LEAN has a few core data types which are represented in all the asset classes we support. Below are links to their implementation in LEAN.

  • TradeBar - TradeBar represents trade ticks of assets consolidated for a period. TradeBar file format is slightly different for high resolution (second, minute) and low resolution (daily, hour).

  • QuoteBar - QuoteBar represents top of book quote data consolidated over a period of time (bid and ask bar).

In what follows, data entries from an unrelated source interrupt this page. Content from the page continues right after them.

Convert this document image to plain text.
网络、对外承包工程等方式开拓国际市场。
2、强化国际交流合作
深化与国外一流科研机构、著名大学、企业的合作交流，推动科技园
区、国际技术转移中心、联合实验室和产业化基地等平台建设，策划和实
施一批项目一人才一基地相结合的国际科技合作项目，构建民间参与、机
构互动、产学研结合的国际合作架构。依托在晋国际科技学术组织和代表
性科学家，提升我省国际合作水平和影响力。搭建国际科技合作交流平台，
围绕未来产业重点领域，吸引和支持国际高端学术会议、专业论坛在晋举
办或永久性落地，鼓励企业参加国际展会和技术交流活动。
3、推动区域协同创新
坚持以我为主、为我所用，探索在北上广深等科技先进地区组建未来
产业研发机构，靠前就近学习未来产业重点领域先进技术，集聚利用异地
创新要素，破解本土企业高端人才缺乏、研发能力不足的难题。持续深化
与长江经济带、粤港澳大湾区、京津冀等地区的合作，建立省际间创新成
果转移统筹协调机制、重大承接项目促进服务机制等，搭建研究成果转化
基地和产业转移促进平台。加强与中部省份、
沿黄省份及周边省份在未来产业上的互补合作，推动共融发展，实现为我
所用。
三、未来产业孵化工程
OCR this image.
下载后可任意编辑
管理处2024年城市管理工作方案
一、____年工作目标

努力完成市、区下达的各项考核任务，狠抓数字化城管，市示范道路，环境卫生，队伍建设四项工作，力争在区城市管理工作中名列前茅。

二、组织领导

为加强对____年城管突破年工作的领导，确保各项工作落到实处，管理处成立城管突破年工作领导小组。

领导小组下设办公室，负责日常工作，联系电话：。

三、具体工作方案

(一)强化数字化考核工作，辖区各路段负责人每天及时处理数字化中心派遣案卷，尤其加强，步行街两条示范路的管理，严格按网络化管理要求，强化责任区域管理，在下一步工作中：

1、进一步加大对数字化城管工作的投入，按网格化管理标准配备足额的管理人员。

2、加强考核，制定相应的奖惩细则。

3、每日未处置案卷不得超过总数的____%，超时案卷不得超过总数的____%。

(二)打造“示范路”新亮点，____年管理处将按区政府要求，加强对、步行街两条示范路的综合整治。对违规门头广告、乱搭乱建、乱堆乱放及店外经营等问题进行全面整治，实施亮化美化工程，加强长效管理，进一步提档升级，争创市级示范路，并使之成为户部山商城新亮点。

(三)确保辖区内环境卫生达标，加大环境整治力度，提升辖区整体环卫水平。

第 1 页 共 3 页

  • Tick - Tick data represents an individual record of trades ("trade ticks") or quote updates ("quote tick") for an asset. Tick data is instantaneous - it does not have a period.

Data Readers

All data is parsed from disk via Reader() methods. The Reader takes a single line of the file and converts it the appropriate type. i.e. TradeBar.Reader() method is a factory which returns TradeBar objects. When implementing custom data Readers are used

Other Data Formats

Theoretically LEAN can accept data in any format (database, API or flatfile). However practically we currently have reader implementations written for a flat file system.